Floyd D. Tunson works across a remarkable range of media, and he is successful to varying degrees in all of them, as this forty-year retrospective at the Colorado Springs Fine Arts Center made clear. With 110 works on view—just a small fraction of the prolific sixty-five-year-old artist’s massive output—the survey offered an explosion of ideas and emotions, unhindered by any single stylistic mode. Graceful assemblages and swirling abstractions stood as compelling counterpoints to the locally based African-American artist’s piercing sociopolitical commentary on race and class relations in the United States and abroad. One of many such juxtapositions could be seen in an early gallery where Soweto Matches, 1976, a group of oversize burned matchsticks bluntly standing in for apartheid’s destructive legacy, lies just a few feet away from Homage to Johns, 1986, in which Tunson pays tribute to Jasper Johns via a vibrant relief painting that references the telltale hash marks and numerical signs of America’s greatest living artist.

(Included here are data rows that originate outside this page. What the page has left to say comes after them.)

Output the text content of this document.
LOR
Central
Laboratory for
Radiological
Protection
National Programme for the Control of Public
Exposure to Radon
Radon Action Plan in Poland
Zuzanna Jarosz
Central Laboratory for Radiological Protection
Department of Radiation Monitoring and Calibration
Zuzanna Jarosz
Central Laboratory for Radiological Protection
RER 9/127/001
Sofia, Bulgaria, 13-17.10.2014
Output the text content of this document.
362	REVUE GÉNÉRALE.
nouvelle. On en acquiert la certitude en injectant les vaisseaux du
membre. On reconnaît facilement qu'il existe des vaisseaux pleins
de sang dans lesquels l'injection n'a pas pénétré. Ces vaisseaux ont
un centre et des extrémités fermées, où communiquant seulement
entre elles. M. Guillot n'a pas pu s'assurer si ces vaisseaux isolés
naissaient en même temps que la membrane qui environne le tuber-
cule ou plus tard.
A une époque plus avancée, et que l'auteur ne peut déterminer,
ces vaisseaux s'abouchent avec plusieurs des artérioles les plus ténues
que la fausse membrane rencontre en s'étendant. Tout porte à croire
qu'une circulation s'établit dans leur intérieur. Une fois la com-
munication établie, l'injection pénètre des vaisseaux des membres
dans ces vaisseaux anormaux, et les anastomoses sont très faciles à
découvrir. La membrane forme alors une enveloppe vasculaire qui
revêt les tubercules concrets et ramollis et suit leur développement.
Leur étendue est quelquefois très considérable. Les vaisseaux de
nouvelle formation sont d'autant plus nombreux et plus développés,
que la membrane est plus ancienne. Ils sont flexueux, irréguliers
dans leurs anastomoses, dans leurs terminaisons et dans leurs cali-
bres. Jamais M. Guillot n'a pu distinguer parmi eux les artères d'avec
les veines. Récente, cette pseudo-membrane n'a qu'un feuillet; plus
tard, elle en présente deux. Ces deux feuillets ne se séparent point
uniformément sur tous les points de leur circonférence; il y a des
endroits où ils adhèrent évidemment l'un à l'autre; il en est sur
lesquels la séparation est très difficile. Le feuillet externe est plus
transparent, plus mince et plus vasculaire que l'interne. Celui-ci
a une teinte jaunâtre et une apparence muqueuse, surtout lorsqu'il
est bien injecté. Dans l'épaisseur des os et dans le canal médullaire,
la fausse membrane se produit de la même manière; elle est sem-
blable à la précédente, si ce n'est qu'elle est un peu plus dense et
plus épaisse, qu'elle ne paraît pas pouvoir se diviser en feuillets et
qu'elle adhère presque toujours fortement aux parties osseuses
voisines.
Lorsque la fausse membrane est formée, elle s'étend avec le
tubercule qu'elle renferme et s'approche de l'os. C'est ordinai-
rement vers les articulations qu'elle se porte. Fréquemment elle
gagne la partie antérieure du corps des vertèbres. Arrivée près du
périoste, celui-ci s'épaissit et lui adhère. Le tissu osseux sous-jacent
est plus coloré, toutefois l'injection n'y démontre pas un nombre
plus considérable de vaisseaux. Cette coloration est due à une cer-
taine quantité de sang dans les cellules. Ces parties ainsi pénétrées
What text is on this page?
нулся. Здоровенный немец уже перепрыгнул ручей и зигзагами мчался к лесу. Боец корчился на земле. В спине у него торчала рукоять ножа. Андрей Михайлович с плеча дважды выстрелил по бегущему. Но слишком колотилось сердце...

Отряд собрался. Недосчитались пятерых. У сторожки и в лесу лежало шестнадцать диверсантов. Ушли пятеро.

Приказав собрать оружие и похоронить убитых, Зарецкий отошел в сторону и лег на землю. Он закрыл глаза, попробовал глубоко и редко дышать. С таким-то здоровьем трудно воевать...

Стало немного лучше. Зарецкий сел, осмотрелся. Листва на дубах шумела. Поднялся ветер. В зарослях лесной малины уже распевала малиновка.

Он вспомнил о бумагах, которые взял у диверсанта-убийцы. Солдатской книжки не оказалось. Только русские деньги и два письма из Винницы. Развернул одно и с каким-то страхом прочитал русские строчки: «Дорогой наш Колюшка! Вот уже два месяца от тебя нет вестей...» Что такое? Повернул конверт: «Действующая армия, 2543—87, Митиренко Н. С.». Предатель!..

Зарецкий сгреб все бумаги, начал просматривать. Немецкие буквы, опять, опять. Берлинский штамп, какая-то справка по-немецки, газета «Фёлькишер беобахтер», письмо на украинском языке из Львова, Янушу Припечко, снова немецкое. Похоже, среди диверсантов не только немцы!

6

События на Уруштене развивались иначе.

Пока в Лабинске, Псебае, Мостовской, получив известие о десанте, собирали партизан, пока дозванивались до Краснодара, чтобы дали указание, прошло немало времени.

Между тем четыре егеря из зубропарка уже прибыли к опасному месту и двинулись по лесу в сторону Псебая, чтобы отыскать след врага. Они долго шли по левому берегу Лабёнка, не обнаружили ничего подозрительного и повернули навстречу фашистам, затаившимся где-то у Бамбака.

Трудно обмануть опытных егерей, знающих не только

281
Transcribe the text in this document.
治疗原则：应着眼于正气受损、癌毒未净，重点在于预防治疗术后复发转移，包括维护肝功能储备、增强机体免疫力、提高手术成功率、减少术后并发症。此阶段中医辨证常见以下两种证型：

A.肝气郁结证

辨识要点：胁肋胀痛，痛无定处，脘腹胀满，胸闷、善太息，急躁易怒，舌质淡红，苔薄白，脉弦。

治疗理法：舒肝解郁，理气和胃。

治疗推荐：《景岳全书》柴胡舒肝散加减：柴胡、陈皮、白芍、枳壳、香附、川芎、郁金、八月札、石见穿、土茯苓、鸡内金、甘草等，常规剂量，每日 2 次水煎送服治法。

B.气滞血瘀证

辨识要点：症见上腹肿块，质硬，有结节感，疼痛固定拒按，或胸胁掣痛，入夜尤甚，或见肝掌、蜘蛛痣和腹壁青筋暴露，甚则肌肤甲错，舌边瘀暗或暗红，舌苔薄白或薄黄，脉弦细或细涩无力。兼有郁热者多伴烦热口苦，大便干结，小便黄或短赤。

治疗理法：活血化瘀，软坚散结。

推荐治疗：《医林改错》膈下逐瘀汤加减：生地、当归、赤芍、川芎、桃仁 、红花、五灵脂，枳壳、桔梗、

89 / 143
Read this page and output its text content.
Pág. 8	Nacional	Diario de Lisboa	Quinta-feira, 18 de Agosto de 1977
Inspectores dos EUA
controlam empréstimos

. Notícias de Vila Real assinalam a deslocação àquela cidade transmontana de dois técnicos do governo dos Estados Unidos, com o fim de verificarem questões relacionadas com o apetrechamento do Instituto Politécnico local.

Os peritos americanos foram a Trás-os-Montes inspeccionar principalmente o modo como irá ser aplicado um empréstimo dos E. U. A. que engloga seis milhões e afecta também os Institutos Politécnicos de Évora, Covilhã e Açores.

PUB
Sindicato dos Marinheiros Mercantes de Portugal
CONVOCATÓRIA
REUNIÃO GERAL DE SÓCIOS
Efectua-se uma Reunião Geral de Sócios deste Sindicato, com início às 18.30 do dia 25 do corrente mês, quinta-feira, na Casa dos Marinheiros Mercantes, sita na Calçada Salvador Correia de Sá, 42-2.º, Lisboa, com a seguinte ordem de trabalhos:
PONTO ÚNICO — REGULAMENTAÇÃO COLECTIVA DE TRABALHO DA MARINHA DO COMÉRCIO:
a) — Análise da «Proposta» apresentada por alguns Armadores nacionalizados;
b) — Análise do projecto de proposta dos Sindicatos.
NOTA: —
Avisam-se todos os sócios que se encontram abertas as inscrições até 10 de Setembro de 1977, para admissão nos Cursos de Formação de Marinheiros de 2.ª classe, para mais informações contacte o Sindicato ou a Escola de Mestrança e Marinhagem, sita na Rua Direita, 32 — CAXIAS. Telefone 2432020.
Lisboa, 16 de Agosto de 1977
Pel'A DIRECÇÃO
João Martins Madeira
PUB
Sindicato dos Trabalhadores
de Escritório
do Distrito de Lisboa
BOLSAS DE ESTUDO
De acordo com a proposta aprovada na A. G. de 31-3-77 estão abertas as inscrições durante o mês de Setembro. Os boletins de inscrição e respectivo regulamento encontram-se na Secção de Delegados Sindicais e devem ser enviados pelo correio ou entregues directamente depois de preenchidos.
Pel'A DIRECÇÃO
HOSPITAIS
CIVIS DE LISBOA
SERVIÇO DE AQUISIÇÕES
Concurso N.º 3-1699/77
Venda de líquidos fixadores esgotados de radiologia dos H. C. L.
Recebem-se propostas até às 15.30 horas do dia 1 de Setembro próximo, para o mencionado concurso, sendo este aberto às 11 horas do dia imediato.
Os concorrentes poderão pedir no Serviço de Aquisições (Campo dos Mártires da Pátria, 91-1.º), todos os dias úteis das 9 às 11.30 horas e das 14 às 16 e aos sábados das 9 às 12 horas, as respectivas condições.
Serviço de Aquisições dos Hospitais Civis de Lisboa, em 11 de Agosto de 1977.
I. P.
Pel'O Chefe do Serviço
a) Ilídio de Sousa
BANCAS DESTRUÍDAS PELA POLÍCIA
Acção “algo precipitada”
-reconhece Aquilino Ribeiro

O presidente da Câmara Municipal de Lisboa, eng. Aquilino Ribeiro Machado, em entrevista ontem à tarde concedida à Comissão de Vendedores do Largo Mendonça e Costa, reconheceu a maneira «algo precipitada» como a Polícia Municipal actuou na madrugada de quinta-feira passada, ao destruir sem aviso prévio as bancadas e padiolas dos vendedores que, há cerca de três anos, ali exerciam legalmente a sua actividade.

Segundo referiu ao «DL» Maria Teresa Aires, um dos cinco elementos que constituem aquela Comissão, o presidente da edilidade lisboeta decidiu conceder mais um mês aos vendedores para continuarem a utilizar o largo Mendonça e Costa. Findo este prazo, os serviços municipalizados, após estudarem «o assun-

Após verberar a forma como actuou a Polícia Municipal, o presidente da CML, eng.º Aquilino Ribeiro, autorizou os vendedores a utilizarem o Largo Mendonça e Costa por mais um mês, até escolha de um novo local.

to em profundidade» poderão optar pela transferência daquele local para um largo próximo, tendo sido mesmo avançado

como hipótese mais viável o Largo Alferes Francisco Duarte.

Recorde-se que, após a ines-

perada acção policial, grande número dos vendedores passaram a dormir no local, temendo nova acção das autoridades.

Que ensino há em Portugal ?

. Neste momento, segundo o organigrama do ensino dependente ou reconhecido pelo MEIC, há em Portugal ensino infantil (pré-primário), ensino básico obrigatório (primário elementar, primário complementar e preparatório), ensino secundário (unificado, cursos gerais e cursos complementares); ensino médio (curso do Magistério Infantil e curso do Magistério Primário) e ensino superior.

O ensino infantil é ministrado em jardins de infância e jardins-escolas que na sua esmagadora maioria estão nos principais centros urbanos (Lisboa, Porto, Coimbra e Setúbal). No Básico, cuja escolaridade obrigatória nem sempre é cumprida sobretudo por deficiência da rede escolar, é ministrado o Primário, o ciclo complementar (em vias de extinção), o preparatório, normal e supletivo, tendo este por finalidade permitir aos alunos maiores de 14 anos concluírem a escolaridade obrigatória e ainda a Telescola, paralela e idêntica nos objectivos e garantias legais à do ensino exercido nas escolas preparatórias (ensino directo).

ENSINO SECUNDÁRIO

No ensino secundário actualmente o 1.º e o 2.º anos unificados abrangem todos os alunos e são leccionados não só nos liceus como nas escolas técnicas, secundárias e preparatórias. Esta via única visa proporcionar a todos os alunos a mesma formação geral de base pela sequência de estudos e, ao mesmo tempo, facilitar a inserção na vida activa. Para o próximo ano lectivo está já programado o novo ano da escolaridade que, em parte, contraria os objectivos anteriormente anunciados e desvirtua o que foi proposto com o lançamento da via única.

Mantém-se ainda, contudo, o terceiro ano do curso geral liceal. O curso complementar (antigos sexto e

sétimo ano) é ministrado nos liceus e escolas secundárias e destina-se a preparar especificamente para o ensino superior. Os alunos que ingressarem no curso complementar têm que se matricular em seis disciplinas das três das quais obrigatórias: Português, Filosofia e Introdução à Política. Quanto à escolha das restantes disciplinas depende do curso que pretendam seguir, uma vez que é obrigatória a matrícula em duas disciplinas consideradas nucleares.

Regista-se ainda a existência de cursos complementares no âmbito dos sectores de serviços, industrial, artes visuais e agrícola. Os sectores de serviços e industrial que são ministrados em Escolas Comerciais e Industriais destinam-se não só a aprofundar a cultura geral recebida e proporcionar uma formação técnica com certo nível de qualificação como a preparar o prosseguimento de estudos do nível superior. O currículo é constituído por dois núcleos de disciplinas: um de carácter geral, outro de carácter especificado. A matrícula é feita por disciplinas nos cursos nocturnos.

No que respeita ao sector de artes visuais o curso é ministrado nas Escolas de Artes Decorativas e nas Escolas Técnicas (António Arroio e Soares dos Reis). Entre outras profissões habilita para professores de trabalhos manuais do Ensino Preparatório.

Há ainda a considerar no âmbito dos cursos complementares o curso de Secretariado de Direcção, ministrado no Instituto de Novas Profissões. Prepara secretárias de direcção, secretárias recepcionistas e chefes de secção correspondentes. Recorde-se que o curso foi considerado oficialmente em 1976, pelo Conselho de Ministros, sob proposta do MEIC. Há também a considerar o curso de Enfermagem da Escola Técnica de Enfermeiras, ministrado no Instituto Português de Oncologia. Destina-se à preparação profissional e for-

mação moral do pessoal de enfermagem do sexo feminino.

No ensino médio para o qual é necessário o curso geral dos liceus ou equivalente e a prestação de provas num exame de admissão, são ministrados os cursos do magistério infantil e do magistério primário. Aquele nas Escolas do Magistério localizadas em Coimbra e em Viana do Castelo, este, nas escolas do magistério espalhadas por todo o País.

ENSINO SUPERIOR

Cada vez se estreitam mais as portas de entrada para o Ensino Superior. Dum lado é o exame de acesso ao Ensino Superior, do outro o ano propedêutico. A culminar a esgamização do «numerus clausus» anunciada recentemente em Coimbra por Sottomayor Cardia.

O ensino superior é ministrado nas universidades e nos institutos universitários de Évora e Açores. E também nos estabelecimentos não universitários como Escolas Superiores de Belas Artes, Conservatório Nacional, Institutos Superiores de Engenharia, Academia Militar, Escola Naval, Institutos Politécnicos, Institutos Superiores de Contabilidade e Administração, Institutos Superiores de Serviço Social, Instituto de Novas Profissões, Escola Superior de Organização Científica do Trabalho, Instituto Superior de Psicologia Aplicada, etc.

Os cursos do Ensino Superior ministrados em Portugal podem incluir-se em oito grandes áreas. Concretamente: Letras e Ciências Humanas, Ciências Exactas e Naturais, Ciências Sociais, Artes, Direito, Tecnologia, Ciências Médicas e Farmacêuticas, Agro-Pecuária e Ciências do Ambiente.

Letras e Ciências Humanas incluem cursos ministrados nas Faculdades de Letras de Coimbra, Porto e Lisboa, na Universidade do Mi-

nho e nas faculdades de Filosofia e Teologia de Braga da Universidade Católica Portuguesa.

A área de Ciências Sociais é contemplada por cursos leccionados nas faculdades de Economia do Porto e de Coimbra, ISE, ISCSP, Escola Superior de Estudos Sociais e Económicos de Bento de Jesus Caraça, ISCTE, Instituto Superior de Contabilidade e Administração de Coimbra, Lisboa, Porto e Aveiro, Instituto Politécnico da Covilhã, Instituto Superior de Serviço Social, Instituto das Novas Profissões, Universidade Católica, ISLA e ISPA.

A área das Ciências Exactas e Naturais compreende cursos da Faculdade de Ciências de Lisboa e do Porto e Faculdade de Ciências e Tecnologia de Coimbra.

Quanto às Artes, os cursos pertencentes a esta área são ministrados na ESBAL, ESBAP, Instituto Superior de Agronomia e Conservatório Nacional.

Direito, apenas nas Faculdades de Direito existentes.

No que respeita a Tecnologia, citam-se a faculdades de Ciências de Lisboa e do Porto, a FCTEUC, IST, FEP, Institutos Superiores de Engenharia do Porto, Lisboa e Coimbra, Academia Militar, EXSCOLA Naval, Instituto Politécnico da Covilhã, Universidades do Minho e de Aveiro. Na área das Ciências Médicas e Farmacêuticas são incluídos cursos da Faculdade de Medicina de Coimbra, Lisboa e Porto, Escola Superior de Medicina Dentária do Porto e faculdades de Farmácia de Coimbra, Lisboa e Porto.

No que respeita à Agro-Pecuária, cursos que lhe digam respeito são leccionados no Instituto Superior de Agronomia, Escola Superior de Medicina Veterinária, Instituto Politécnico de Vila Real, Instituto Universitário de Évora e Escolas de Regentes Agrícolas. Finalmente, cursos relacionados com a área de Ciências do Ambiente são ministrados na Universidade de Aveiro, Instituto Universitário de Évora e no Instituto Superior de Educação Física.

Though the title of this show, “Son of Pop,” may call to mind a primary set of art-historical forebears, Tunson’s practice is informed not only by such midcentury luminaries but also by later strains of political artmaking. For example, it is difficult to look at the blunt depiction in Black on Black, 1986—Tunson’s grotesque, caricature-like painting of a gun-and-knife fight—without being reminded of Leon Golub’s gritty realism or Robert Colescott’s sardonic satire. Unlike the practices of Kerry James Marshall or Radcliffe Bailey, however, among other younger contemporaries with whom Tunson’s work should be considered, the output of this longtime resident of Manitou Springs (a town adjacent to Colorado Springs) is virtually unknown beyond state lines. This fact baffles when standing in the presence of works such as Hearts and Minds, 1993–95, a monumental wall relief, rendered with arresting craftsmanship, that measures twelve by twenty-four feet. A biting response to the inner-city violence of the 1980s and early ’90s, the tightly integrated work comprises ten panels pieced together to evoke the multipart tableaux of a Renaissance altarpiece. Several components contain smaller divisions, framed black-and-white portraits of young African-American men interspersed with pop signifiers of urban violence and institutional control—guns, money, targets, jail bars, and skulls. Other standout works in the show include Before and After, a sketchy, almost cartoonish 1988 painting of Haitian leader types in formal military attire; and Raw Deal, 1992, an eight-foot-square mixed-media work on plywood, offering a stark view of a young black man (his head and neck loosely rendered in halftone dots) hanged with a noose made from an American flag, recalling—Lichtenstein aside—the Warholesque flag-wrapped Native American figures of Fritz Scholder.

Though at times Tunson’s work can seem overdetermined, it must also be remembered that his audience is broad and so the volume at which he transmits his art is calibrated accordingly. But no matter who’s listening, one thing is clear: An incredible life force propels this expansive career.